Aims: Pseudomonas aeruginosa (Pa) is an opportunistic Gram-negative pathogen that is prevalent in bloodstream, wound and respiratory infections and has a high propensity to become multidrug-resistant. Our primary aim was to systematically evaluate synergistic killing and suppression of resistance of Pa by combinations of carbapenem plus aminoglycoside (AGS) antibiotics. Secondly, we sought to propose optimised combination dosage regimens via Monte Carlo simulations (MCS) based on mechanism-based models (MBM) and human population pharmacokinetics (popPK). Thirdly, we aimed to prospectively evaluate the optimised combination regimens in a murine thigh infection model.
Methods: We studied the carbapenem imipenem (IPM) in monotherapy and combination with the AGS tobramycin (TOB) or amikacin (AMK) vs. 3 carbapenem- and AGS-resistant clinical Pa isolates. A MBM was developed to characterize the time-course of bacterial load reduction and resistance. The importance sampling algorithm (pmethod=4) was used for simultaneous estimation of all PD parameters using parallelized S-ADAPT (version 1.57) facilitated by SADAPT-TRAN. MCS were performed to optimise clinically relevant combination dosage regimens against a double-resistant clinical Pa isolate (FADDI-PA088) which represents the 98th percentile of the EUCAST (European Committee on Antimicrobial Susceptibility Testing) MIC distributions for IPM (MIC 16 mg/L) and TOB (MIC 32 mg/L). Inter-individual variability in PK and between curve variability of the PD parameters were incorporated in the MCS, which simulated 10,000 adult critically-ill patients with normal renal function. The optimised combination dosage regimens of IPM + TOB were tested in a murine thigh infection model via a humanized dosing scheme. Simulations were performed to identify IPM and TOB dosage regimens for mice that lead to similar plasma exposure profiles of both drugs as observed in humans. Thigh infections were established by injecting ~105 CFU of FADDI-PA088 intramuscularly into each posterior thigh muscle of neutropenic mice. The humanized dose of IPM at 60 or 77 mg/kg was administered subcutaneously (s.c.) every 2h and TOB at 73 mg/kg/day was fractionated in decreasing doses injected s.c. every 4h. Viable counts were determined in thigh homogenate at 0, 2, 6 and 24h. All animal experimentation was approved by the Monash Institute of Pharmaceutical Sciences animal ethics committee.
Results: Clinically relevant IPM + AGS concentrations achieved synergistic killing (>2 log10 vs. the most active monotherapy at 24h and 48h) and suppression of resistance for all isolates (MIC: IPM 16 to 32 mg/L & AGS 4 to 32 mg/L). MBM indicated that AGS significantly enhanced the imipenem (IPM) target site concentrations, characterized by an up to 2.9-fold decrease in IPM concentrations required to achieve half-maximal bacterial load reduction.
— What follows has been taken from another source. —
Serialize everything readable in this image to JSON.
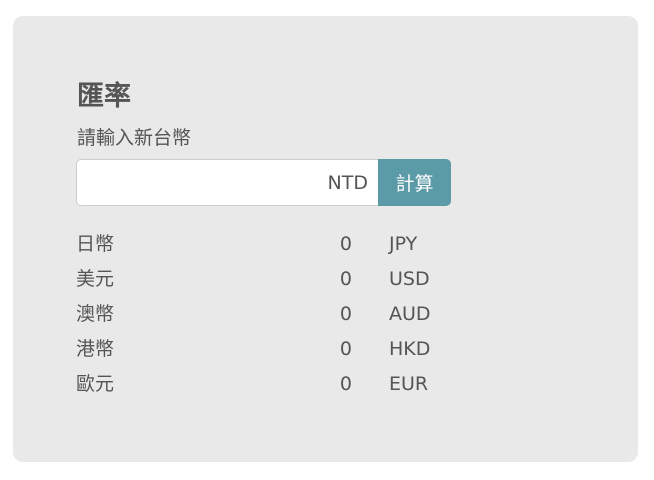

The optimised combination regimens (IPM continuous infusion at 4g/day or 5g/day + tobramycin (TOB) 7 mg/kg q24h as 0.5h infusion) were predicted to achieve >2 log10 killing and prevent regrowth at 24 and 48h in 80.9 to 90.3% of simulated critically-ill patients. The bacterial load in the mice immediately before the start of treatment (2h after inoculation) was 4.79±0.08 log10 CFU/thigh (mean±standard deviation) and was increased up to 8.11±0.11 log10 CFU/thigh at 24h in untreated control mice. IPM+TOB combinations (i.e. IPM 4g/day or 5g/day continuous infusion + TOB 7 mg/kg q24h, 0.5h infusion) provided a clear benefit with ≥2.51 log10 and ≥1.50 log10 CFU/thigh of bacterial load reduction compared to the most active monotherapy at 24h. The MBM was translated well to describe the time-course of bacterial load reduction and resistance in-vivo.
Conclusion: The IPM plus TOB combination regimens, which were rationally optimised via a translational modelling approach, demonstrated a synergistic effect in-vivo against a double-resistant clinical Pa isolate and are therefore highly promising.